Most of us are feeling the pinch, but for people living in poverty, this price increase could be a death sentence. 

One in eight households in Canada is already living without enough food to meet their nutritional needs. For Indigenous peoples, it’s nearly one in two households.

As these crises mount, it’s becoming clearer that food security and climate change are linked problems with linked solutions. But we need to look beyond the limits of charity, and turn our emphasis to the protection of human rights, be it the ones currently enshrined in international covenants or the ancestral rights of Indigenous peoples over their territories.

Thankfully, the foundation for a right to food has already been laid for us. It’s enshrined in the Universal Declaration of Human Rights adopted by the UN General Assembly in 1948. It is more specifically detailed in the International Covenant on Economic, Social and Cultural Rights, which Canada ratified in 1976. As a result, Canada has a legal obligation to respect, protect and fulfill the right to food – an obligation it’s failed to honour for decades and has failed to imbed domestically.

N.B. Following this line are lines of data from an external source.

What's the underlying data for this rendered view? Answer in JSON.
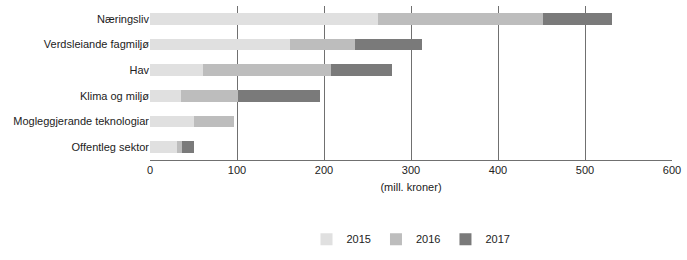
{
  "chart_data": {
    "type": "bar",
    "orientation": "horizontal",
    "stacked": true,
    "categories": [
      "Næringsliv",
      "Verdsleiande fagmiljø",
      "Hav",
      "Klima og miljø",
      "Mogleggjerande teknologiar",
      "Offentleg sektor"
    ],
    "series": [
      {
        "name": "2015",
        "color": "#e0e0e0",
        "values": [
          262,
          161,
          61,
          36,
          51,
          31
        ]
      },
      {
        "name": "2016",
        "color": "#bdbdbd",
        "values": [
          190,
          75,
          147,
          65,
          45,
          6
        ]
      },
      {
        "name": "2017",
        "color": "#7a7a7a",
        "values": [
          79,
          77,
          70,
          94,
          0,
          13
        ]
      }
    ],
    "x_label": "(mill. kroner)",
    "xlim": [
      0,
      600
    ],
    "xticks": [
      0,
      100,
      200,
      300,
      400,
      500,
      600
    ],
    "grid": true,
    "legend": "bottom"
  }
}
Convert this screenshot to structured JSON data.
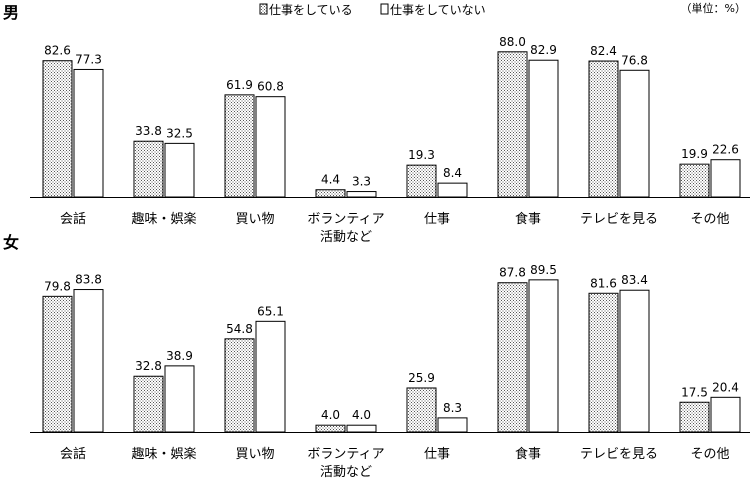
{
  "unit_label": "（単位：%）",
  "legend": {
    "working": "仕事をしている",
    "not_working": "仕事をしていない"
  },
  "chart_data": [
    {
      "type": "bar",
      "title": "男",
      "categories": [
        "会話",
        "趣味・娯楽",
        "買い物",
        [
          "ボランティア",
          "活動など"
        ],
        "仕事",
        "食事",
        "テレビを見る",
        "その他"
      ],
      "series": [
        {
          "name": "仕事をしている",
          "values": [
            82.6,
            33.8,
            61.9,
            4.4,
            19.3,
            88.0,
            82.4,
            19.9
          ]
        },
        {
          "name": "仕事をしていない",
          "values": [
            77.3,
            32.5,
            60.8,
            3.3,
            8.4,
            82.9,
            76.8,
            22.6
          ]
        }
      ],
      "ylim": [
        0,
        100
      ]
    },
    {
      "type": "bar",
      "title": "女",
      "categories": [
        "会話",
        "趣味・娯楽",
        "買い物",
        [
          "ボランティア",
          "活動など"
        ],
        "仕事",
        "食事",
        "テレビを見る",
        "その他"
      ],
      "series": [
        {
          "name": "仕事をしている",
          "values": [
            79.8,
            32.8,
            54.8,
            4.0,
            25.9,
            87.8,
            81.6,
            17.5
          ]
        },
        {
          "name": "仕事をしていない",
          "values": [
            83.8,
            38.9,
            65.1,
            4.0,
            8.3,
            89.5,
            83.4,
            20.4
          ]
        }
      ],
      "ylim": [
        0,
        100
      ]
    }
  ]
}
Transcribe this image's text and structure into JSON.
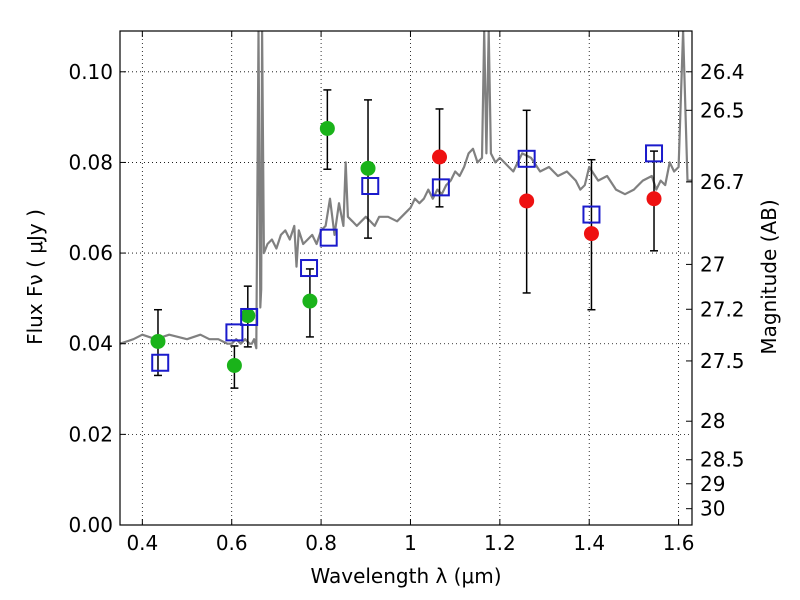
{
  "chart_data": {
    "type": "scatter",
    "xlabel": "Wavelength  λ (μm)",
    "ylabel": "Flux  Fν  ( μJy )",
    "y2label": "Magnitude (AB)",
    "xlim": [
      0.35,
      1.63
    ],
    "ylim": [
      0.0,
      0.109
    ],
    "grid": true,
    "x_ticks": [
      0.4,
      0.6,
      0.8,
      1.0,
      1.2,
      1.4,
      1.6
    ],
    "x_tick_labels": [
      "0.4",
      "0.6",
      "0.8",
      "1",
      "1.2",
      "1.4",
      "1.6"
    ],
    "y_ticks": [
      0.0,
      0.02,
      0.04,
      0.06,
      0.08,
      0.1
    ],
    "y_tick_labels": [
      "0.00",
      "0.02",
      "0.04",
      "0.06",
      "0.08",
      "0.10"
    ],
    "y2_ticks": [
      {
        "label": "26.4",
        "flux": 0.1
      },
      {
        "label": "26.5",
        "flux": 0.0915
      },
      {
        "label": "26.7",
        "flux": 0.0757
      },
      {
        "label": "27",
        "flux": 0.0575
      },
      {
        "label": "27.2",
        "flux": 0.0476
      },
      {
        "label": "27.5",
        "flux": 0.0362
      },
      {
        "label": "28",
        "flux": 0.0229
      },
      {
        "label": "28.5",
        "flux": 0.0144
      },
      {
        "label": "29",
        "flux": 0.0091
      },
      {
        "label": "30",
        "flux": 0.0036
      }
    ],
    "series": [
      {
        "marker": "circle",
        "color": "#1ab31a",
        "points": [
          {
            "x": 0.435,
            "y": 0.0405,
            "err": [
              0.033,
              0.0475
            ]
          },
          {
            "x": 0.606,
            "y": 0.0352,
            "err": [
              0.0302,
              0.0395
            ]
          },
          {
            "x": 0.636,
            "y": 0.0462,
            "err": [
              0.0393,
              0.0527
            ]
          },
          {
            "x": 0.775,
            "y": 0.0494,
            "err": [
              0.0415,
              0.0565
            ]
          },
          {
            "x": 0.814,
            "y": 0.0875,
            "err": [
              0.0785,
              0.096
            ]
          },
          {
            "x": 0.905,
            "y": 0.0787,
            "err": [
              0.0633,
              0.0938
            ]
          }
        ]
      },
      {
        "marker": "circle",
        "color": "#ee1111",
        "points": [
          {
            "x": 1.065,
            "y": 0.0812,
            "err": [
              0.0702,
              0.0918
            ]
          },
          {
            "x": 1.26,
            "y": 0.0715,
            "err": [
              0.0512,
              0.0915
            ]
          },
          {
            "x": 1.405,
            "y": 0.0643,
            "err": [
              0.0475,
              0.0806
            ]
          },
          {
            "x": 1.545,
            "y": 0.072,
            "err": [
              0.0605,
              0.0825
            ]
          }
        ]
      },
      {
        "marker": "open-square",
        "color": "#1a1acc",
        "points": [
          {
            "x": 0.44,
            "y": 0.0358
          },
          {
            "x": 0.606,
            "y": 0.0425
          },
          {
            "x": 0.639,
            "y": 0.0459
          },
          {
            "x": 0.773,
            "y": 0.0567
          },
          {
            "x": 0.817,
            "y": 0.0634
          },
          {
            "x": 0.91,
            "y": 0.0748
          },
          {
            "x": 1.068,
            "y": 0.0745
          },
          {
            "x": 1.26,
            "y": 0.0808
          },
          {
            "x": 1.405,
            "y": 0.0685
          },
          {
            "x": 1.545,
            "y": 0.082
          }
        ]
      }
    ],
    "spectrum": {
      "color": "#808080",
      "x": [
        0.35,
        0.38,
        0.4,
        0.43,
        0.46,
        0.5,
        0.53,
        0.55,
        0.57,
        0.59,
        0.6,
        0.61,
        0.62,
        0.63,
        0.64,
        0.645,
        0.65,
        0.655,
        0.66,
        0.664,
        0.666,
        0.668,
        0.672,
        0.68,
        0.69,
        0.7,
        0.71,
        0.72,
        0.73,
        0.74,
        0.745,
        0.75,
        0.76,
        0.77,
        0.78,
        0.79,
        0.8,
        0.81,
        0.82,
        0.83,
        0.84,
        0.85,
        0.855,
        0.86,
        0.87,
        0.88,
        0.89,
        0.9,
        0.91,
        0.92,
        0.93,
        0.95,
        0.97,
        0.99,
        1.0,
        1.01,
        1.02,
        1.03,
        1.04,
        1.05,
        1.06,
        1.07,
        1.08,
        1.09,
        1.1,
        1.11,
        1.12,
        1.13,
        1.14,
        1.15,
        1.16,
        1.165,
        1.17,
        1.175,
        1.18,
        1.19,
        1.2,
        1.21,
        1.22,
        1.23,
        1.24,
        1.25,
        1.27,
        1.29,
        1.31,
        1.33,
        1.35,
        1.37,
        1.38,
        1.39,
        1.4,
        1.42,
        1.44,
        1.46,
        1.48,
        1.5,
        1.52,
        1.54,
        1.55,
        1.56,
        1.57,
        1.58,
        1.59,
        1.6,
        1.61,
        1.62,
        1.63
      ],
      "y": [
        0.04,
        0.041,
        0.042,
        0.041,
        0.042,
        0.041,
        0.042,
        0.041,
        0.041,
        0.04,
        0.04,
        0.041,
        0.04,
        0.041,
        0.04,
        0.04,
        0.041,
        0.039,
        0.109,
        0.048,
        0.052,
        0.109,
        0.06,
        0.062,
        0.063,
        0.061,
        0.064,
        0.065,
        0.063,
        0.066,
        0.057,
        0.065,
        0.062,
        0.063,
        0.064,
        0.062,
        0.065,
        0.066,
        0.072,
        0.064,
        0.071,
        0.066,
        0.08,
        0.068,
        0.067,
        0.066,
        0.067,
        0.068,
        0.067,
        0.066,
        0.068,
        0.068,
        0.067,
        0.069,
        0.07,
        0.072,
        0.071,
        0.072,
        0.074,
        0.072,
        0.074,
        0.073,
        0.075,
        0.076,
        0.078,
        0.077,
        0.079,
        0.082,
        0.083,
        0.08,
        0.081,
        0.109,
        0.082,
        0.109,
        0.082,
        0.08,
        0.081,
        0.08,
        0.079,
        0.078,
        0.08,
        0.082,
        0.081,
        0.078,
        0.079,
        0.077,
        0.078,
        0.076,
        0.074,
        0.075,
        0.079,
        0.076,
        0.077,
        0.074,
        0.073,
        0.074,
        0.076,
        0.077,
        0.074,
        0.076,
        0.075,
        0.08,
        0.078,
        0.079,
        0.109,
        0.076,
        0.076
      ]
    }
  }
}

This holiday season, the most generous thing you can do isn’t simply to donate leftovers or cans from your pantry or write your annual cheque. It’s to challenge yourself to stop learn more about food justice advocacy in Canada, especially within affected communities that have been organizing for decades. It’s to contact your elected officials directly and ask them how they plan to respect, protect and fulfil Canada’s right to food especially in the context of the climate crisis. And it’s to call out corporations and politicians when they use charity as a shield and a prompt for their own harmful and continued inaction.

We must think of food insecurity as we do the climate crisis – as a pressing issue of political and societal will. Only then can we truly ensure that Canadians’ have a real right to food.

Paul Taylor is executive director of FoodShare Toronto.